I’m Joe Winston and I’m an appellate advocate based in Richmond, Virginia. I handle criminal, personal injury and business cases in both Federal and state courts.
I have more than 30 years of civil and criminal litigation experience, and have briefed and argued hundreds of appeals, including both petitions for review and merits cases. (You can see selected briefs here.)
I’ve argued before the Supreme Court of the United States and have appeared numerous times in the United States Court of Appeals for the Fourth Circuit, the Supreme Court of Virginia, and the Court of Appeals of Virginia. (Selected cases are listed here.)

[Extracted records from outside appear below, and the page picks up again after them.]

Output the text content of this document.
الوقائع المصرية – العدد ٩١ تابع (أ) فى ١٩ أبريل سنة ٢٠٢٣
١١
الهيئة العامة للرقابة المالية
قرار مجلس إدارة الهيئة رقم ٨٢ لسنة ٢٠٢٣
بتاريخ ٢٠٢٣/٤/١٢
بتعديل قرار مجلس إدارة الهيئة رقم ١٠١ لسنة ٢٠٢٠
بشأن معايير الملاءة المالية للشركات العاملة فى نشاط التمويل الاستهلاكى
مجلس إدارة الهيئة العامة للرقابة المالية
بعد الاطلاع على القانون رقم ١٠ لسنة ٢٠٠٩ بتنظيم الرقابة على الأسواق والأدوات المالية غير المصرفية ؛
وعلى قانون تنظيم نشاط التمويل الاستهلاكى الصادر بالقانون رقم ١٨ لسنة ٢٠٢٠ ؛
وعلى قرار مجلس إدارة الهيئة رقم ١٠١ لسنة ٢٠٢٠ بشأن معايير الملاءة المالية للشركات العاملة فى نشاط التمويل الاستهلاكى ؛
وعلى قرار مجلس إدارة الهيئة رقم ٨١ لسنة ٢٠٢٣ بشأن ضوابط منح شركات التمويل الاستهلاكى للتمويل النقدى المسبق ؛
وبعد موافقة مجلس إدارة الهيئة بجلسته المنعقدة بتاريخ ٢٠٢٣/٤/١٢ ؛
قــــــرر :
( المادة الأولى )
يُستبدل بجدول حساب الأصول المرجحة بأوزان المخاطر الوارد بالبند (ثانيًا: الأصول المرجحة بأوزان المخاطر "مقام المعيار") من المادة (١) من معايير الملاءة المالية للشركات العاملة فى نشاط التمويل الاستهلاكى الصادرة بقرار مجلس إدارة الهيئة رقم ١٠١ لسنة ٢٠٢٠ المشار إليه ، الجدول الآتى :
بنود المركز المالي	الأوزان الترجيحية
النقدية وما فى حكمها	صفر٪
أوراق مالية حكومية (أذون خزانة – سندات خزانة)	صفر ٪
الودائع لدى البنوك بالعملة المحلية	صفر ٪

The extent of my experience has made me efficient at identifying the winning and losing issues. It has also given me a breadth of knowledge of the procedural issues that routinely come up. Over the years I have developed both a keen eye for those problems that can derail an appeal and the ability to avoid or ameliorate them. I believe these factors give me an edge over litigators who don’t do appeals as at least a major part of their practice.
From 2000-2008, I was Special Appellate Counsel in the Office of Appellate Defender. The large caseload of the office provided the rare experience of a wide range of appellate procedure problems and the operation of a large-volume appellate practice. I am also active in local and state bar associations and have taught continuing legal education courses. For many years, I was a member of the board of directors of the Central Virginia Legal Aid Society.
By way of background, I am a native of Arlington, Virginia, and a longtime Richmonder, having earned my JD from the University of Richmond where I was on the Law Review. I earned my undergraduate degree at Roanoke College.
When I’m not working, I study wing chun kung fu. I’m the father of two grown daughters who provide an eternal source of pride.
At the end of the day, I do this because I enjoy finding the answers in the case law and applying those rules of law to the client’s case in a written argument that engages the judges in a compelling and persuasive way.